I've said it before: that in my next life I am coming back as an international traveler. Among other things, it gives you a chance to be a practical linguist. There are people who pick up foreign languages easily. But you needn't be one of those to find the subject of language fascinating.
In a Walmart parking lot, of all places, I just finished talking to a French family who is traveling in the Southwest with their motorhome, imported from France. Eventually they will make their way to Argentina. I am proud to say that I did not start off the conversation with, "Soooo, whar ya frum? Do you gahs really eat frawgs?" I spoke with the father and his 10 year old son.
Speaking with someone who knows a little English is an intellectual challenge and pleasure. And it takes so much self-discipline! You must not grin at their mistakes, or be over-corrective. You must build their confidence.
Obviously you must speak slowly and repeat frequently, but it also helps to leave space between words, so that they hear words rather than just an uninterrupted stream of syllable gibberish.

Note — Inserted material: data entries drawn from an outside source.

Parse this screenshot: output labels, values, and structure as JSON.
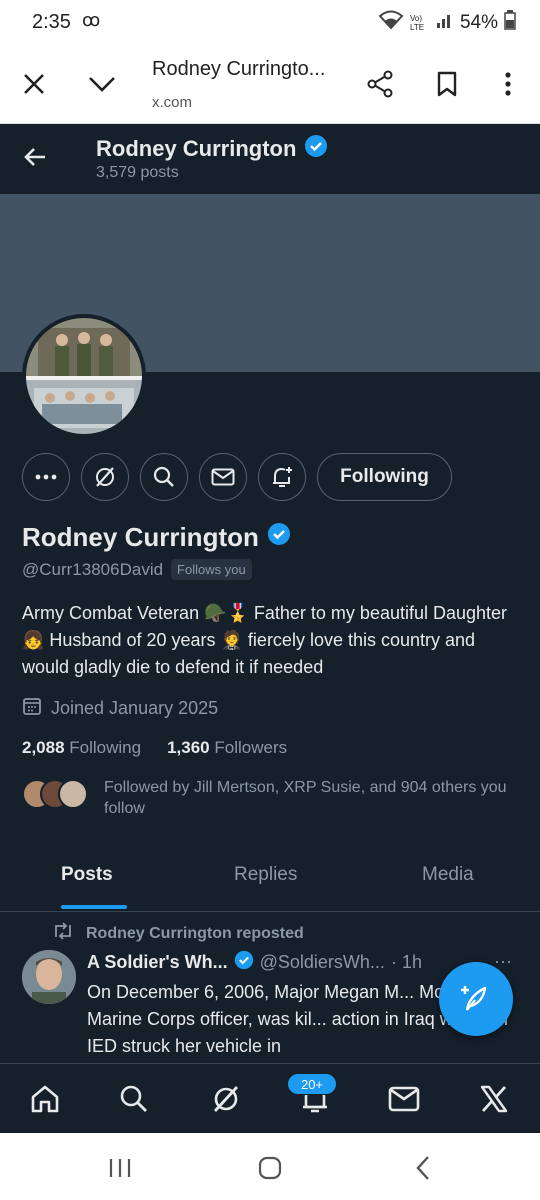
{
  "status_bar": {
    "time": "2:35",
    "time_extra": "ꝏ",
    "battery": "54%",
    "signal_label": "Vo) LTE"
  },
  "browser": {
    "title": "Rodney Curringto...",
    "url": "x.com"
  },
  "header": {
    "name": "Rodney Currington",
    "posts_count": "3,579 posts"
  },
  "profile": {
    "name": "Rodney Currington",
    "handle": "@Curr13806David",
    "follows_you": "Follows you",
    "following_button": "Following",
    "bio": "Army Combat Veteran 🪖🎖️ Father to my beautiful Daughter 👧 Husband of 20 years 🤵 fiercely love this country and would gladly die to defend it if needed",
    "joined": "Joined January 2025",
    "following_count": "2,088",
    "following_label": "Following",
    "followers_count": "1,360",
    "followers_label": "Followers",
    "followed_by": "Followed by Jill Mertson, XRP Susie, and 904 others you follow"
  },
  "tabs": [
    {
      "label": "Posts",
      "active": true
    },
    {
      "label": "Replies",
      "active": false
    },
    {
      "label": "Media",
      "active": false
    }
  ],
  "post": {
    "repost_label": "Rodney Currington reposted",
    "author": "A Soldier's Wh...",
    "handle": "@SoldiersWh...",
    "time": "· 1h",
    "more": "···",
    "text": "On December 6, 2006, Major Megan M... McClung, a Marine Corps officer, was kil... action in Iraq when an IED struck her vehicle in"
  },
  "bottom_nav": {
    "notif_badge": "20+"
  },
  "colors": {
    "background": "#15202b",
    "accent": "#1d9bf0",
    "banner": "#425363",
    "text_primary": "#e7e9ea",
    "text_secondary": "#8b98a5"
  }
}
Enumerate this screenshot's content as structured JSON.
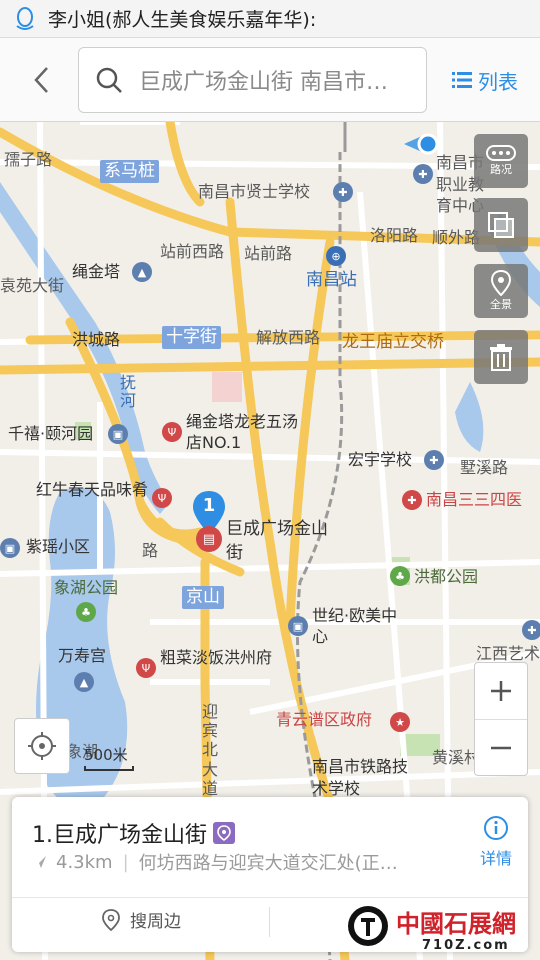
{
  "notification": {
    "text": "李小姐(郝人生美食娱乐嘉年华):"
  },
  "header": {
    "search_text": "巨成广场金山街 南昌市…",
    "list_label": "列表"
  },
  "map": {
    "labels": {
      "zhuzizai": "孺子路",
      "ximazhuang": "系马桩",
      "xianshi_school": "南昌市贤士学校",
      "zhiye_school": "南昌市职业教育中心",
      "zhanqian_west": "站前西路",
      "zhanqian": "站前路",
      "luoyang": "洛阳路",
      "shunwai": "顺外路",
      "jinta": "绳金塔",
      "yuanda": "袁苑大街",
      "nanchang_station": "南昌站",
      "hongcheng": "洪城路",
      "shizijie": "十字街",
      "jiefang_west": "解放西路",
      "longwangmiao": "龙王庙立交桥",
      "fuhe": "抚河",
      "qianqi": "千禧·颐河园",
      "jinta_hotel": "绳金塔龙老五汤店NO.1",
      "hongyu_school": "宏宇学校",
      "yexi": "墅溪路",
      "hongniu": "红牛春天品味肴",
      "sansi": "南昌三三四医",
      "zijiao": "紫瑶小区",
      "julcheng": "巨成广场金山街",
      "xianghu_park": "象湖公园",
      "hongdu_park": "洪都公园",
      "jingshan": "京山",
      "century": "世纪·欧美中心",
      "jiangxi_art": "江西艺术",
      "wanshou": "万寿宫",
      "cuchafan": "粗菜淡饭洪州府",
      "yingbin": "迎宾北大道",
      "qingyunpu": "青云谱区政府",
      "huangxi": "黄溪村",
      "tielu_school": "南昌市铁路技术学校",
      "xianghu": "象湖",
      "road_right": "路"
    },
    "marker_number": "1",
    "controls": {
      "traffic": "路况",
      "panorama": "全景"
    },
    "scale": "500米"
  },
  "card": {
    "title": "1.巨成广场金山街",
    "distance": "4.3km",
    "address": "何坊西路与迎宾大道交汇处(正…",
    "details": "详情",
    "nearby": "搜周边"
  },
  "watermark": {
    "title": "中國石展網",
    "url": "710Z.com"
  },
  "colors": {
    "accent": "#2d8ee4",
    "main_road": "#f5c859",
    "water": "#a8c8ec",
    "park": "#c7e3b3"
  }
}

If you are male, you must try even harder. We have ugly, low frequency voices that lack the clear enunciation of the female voice. (Recall your basic electrical engineering: higher frequencies mean wider bandwidth, hence more information. Women have broadband capabilities, one might say.)
In your own speech, you must continually reduce a complete sentence to a phrase of three or four words. You think that is easy?! This challenge is even tougher for someone who reads and writes a lot, because speaking is a lot different than writing. If you are so bumbling as to use parenthetical clauses with the foreigner, all is lost. Perhaps it helps to visualize English without commas.
Another mistake is using complicated verb tenses: "You could have gone there yesterday if it were not for the fact that it was Tuesday." This verbosity should be replaced with "not open Tuesday."
I see that I am falling into the famous pattern, epitomized by the classic quote from Horace, "Fleeing vice is the beginning of virtue." Reducing a negative has the same algebraic effect as increasing a positive. But in a new endeavor, reducing a negative is the fastest way to make progress at the beginning.
But you can only go so far with that approach. Then you must move into expanding the positive, where your approach becomes somewhat vague, open-ended, and slower. And yet wonderful.